O ministro do Supremo Tribunal Federal (STF), Gilmar Mendes, negou seguimento a mandado de segurança impetrado pelo procurador de Justiça do Piauí, José Ribamar da Costa Assunção, para anular decisão do Conselho Nacional do Ministério Público (CNMP) que aplicou-lhe a pena de suspensão por 60 dias, com perda de vencimento e das vantagens do cargo. A decisão é de 21 de agosto.
O procurador alegou, entre outras razões, que o processo administrativo disciplinar, que resultou na sanção, deveria ser extinto por prescrição, tendo em vista que não teriam sido respeitados os princípios constitucionais do contraditório e da ampla defesa, havendo desproporcionalidade na pena imposta.

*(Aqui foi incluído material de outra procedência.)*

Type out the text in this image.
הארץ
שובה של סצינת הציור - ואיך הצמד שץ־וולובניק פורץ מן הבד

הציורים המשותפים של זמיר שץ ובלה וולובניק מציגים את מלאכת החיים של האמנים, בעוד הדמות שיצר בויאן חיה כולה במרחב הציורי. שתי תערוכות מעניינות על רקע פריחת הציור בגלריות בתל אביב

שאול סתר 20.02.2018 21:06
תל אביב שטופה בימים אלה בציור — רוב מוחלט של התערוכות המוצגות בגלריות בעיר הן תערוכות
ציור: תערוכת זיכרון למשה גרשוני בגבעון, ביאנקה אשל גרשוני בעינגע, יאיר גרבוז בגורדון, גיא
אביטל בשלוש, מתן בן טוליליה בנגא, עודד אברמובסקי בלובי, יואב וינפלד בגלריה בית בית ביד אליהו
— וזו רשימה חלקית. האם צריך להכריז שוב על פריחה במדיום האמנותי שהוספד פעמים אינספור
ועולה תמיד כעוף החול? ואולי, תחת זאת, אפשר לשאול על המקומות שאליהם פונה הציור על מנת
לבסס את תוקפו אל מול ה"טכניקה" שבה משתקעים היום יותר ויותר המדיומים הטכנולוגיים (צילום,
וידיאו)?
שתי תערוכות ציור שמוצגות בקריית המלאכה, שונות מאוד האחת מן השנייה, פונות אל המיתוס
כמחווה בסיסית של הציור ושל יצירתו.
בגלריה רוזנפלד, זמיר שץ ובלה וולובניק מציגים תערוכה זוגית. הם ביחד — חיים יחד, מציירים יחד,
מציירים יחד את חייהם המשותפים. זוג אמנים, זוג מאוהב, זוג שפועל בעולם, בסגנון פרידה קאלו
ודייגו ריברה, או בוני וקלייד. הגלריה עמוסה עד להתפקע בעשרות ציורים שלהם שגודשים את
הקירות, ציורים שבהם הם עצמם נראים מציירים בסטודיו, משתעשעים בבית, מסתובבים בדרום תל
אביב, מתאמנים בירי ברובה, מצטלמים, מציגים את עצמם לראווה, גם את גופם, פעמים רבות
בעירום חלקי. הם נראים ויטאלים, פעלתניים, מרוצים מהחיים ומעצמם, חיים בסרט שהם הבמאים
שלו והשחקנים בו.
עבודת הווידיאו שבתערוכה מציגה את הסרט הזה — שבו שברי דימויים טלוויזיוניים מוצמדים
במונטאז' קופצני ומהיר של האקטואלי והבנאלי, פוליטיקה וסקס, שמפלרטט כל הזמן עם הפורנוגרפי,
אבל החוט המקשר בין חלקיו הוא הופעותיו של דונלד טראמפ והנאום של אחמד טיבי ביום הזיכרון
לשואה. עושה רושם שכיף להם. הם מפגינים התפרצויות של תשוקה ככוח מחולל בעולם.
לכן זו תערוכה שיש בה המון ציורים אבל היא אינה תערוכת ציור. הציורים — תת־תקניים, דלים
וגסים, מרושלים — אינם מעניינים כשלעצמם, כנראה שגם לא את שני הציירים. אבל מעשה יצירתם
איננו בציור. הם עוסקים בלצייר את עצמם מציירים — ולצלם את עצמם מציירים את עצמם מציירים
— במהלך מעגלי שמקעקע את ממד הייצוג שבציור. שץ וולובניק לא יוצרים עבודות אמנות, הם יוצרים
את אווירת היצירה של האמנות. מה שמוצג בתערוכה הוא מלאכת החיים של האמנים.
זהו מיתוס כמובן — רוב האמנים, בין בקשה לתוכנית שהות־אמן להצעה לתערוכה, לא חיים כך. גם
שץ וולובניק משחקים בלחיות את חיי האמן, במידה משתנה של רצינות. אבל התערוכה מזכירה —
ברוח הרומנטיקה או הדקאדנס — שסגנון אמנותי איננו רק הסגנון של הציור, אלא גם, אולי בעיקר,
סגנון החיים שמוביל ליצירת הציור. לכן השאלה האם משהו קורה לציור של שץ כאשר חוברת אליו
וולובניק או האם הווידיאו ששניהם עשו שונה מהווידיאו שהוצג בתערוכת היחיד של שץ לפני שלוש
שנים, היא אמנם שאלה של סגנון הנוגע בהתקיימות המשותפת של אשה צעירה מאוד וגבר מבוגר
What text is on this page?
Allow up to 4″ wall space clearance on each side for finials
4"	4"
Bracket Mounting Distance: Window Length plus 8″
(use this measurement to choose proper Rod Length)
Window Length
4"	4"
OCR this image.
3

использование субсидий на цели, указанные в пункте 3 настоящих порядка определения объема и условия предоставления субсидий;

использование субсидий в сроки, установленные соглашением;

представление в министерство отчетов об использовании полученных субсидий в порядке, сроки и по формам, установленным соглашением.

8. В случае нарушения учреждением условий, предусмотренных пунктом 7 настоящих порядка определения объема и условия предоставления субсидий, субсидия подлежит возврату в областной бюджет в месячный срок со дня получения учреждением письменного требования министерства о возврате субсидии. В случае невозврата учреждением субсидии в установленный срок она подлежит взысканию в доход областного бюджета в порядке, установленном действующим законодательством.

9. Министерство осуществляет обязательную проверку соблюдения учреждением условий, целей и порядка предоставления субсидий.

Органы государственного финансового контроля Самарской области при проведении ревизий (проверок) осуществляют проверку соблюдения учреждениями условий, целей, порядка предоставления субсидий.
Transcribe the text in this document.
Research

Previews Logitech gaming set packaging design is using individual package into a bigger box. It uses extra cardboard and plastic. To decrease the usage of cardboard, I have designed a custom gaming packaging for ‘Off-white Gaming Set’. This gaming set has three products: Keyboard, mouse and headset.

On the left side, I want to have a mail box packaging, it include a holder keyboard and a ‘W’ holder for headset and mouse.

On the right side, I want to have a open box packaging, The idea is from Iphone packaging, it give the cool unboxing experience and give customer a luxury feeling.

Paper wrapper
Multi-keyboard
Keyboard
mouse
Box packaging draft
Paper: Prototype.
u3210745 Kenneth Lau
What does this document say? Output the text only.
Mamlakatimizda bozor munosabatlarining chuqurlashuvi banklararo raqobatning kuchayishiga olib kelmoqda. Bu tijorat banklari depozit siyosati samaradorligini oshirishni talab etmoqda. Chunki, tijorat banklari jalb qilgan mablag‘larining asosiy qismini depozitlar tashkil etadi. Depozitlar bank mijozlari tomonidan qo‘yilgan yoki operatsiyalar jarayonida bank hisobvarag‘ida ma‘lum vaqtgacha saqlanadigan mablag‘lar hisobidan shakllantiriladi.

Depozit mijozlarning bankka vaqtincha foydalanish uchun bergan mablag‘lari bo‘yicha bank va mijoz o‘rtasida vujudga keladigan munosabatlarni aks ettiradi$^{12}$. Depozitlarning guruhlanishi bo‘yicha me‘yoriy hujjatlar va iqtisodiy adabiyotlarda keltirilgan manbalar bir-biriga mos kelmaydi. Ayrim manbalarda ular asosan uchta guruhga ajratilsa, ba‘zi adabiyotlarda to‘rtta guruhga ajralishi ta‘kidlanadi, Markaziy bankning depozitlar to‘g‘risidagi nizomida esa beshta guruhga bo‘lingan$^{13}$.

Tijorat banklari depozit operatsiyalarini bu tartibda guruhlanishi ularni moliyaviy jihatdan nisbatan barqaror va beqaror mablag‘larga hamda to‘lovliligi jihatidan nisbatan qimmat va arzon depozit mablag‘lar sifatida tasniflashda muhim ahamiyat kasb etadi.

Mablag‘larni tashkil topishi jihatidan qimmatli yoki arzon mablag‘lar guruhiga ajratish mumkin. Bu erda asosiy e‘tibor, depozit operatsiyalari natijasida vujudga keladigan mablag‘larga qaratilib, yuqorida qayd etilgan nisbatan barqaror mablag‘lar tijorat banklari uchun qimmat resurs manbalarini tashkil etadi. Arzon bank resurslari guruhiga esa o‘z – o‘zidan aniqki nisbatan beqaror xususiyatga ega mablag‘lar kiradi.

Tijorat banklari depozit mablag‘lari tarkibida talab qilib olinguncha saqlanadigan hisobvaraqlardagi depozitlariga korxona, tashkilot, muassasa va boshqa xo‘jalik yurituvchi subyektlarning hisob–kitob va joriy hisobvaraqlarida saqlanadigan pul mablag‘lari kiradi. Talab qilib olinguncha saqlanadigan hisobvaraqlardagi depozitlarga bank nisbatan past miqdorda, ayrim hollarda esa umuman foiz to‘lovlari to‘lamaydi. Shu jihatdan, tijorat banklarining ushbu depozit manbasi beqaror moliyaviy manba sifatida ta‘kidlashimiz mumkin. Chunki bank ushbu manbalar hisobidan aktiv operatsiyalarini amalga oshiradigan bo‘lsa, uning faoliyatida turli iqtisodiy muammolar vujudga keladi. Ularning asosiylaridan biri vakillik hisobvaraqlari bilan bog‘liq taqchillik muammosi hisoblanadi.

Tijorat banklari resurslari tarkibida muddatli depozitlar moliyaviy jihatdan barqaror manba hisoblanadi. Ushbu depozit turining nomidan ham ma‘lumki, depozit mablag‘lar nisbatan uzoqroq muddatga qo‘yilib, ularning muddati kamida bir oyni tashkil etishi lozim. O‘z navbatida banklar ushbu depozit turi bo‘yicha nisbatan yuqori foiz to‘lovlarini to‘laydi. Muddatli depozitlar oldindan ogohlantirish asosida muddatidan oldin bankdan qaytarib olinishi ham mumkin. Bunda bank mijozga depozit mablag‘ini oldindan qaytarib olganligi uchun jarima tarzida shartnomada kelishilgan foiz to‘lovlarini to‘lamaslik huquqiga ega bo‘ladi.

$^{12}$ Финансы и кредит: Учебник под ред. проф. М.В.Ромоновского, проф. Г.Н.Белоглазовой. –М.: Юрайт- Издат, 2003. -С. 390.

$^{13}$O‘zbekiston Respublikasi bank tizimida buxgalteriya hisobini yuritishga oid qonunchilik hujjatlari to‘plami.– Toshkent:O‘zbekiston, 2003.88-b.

- Foto: Demétrius Abrahão/Fotoarena/Estadão ConteúdoGilmar Mendes
Em sua decisão, Gilmar Mendes analisou os fatos descritos e verificou que as condutas imputadas ao procurador podem ser enquadradas, em tese, em diversos tipos penais: embriaguez ao volante (artigo 306 do Código de Trânsito Brasileiro), lesão corporal (artigo 129 do Código Penal) e resistência (artigo 329 do Código Penal).
O relator observou que esses delitos prescrevem penas máximas in abstracto que variam entre três meses a três anos, motivo pelo qual a prescrição a ser aplicada aos atos analisados pela decisão impugnada poderá se dar em oito anos, caso as condutas imputadas se amoldem aos tipos descritos.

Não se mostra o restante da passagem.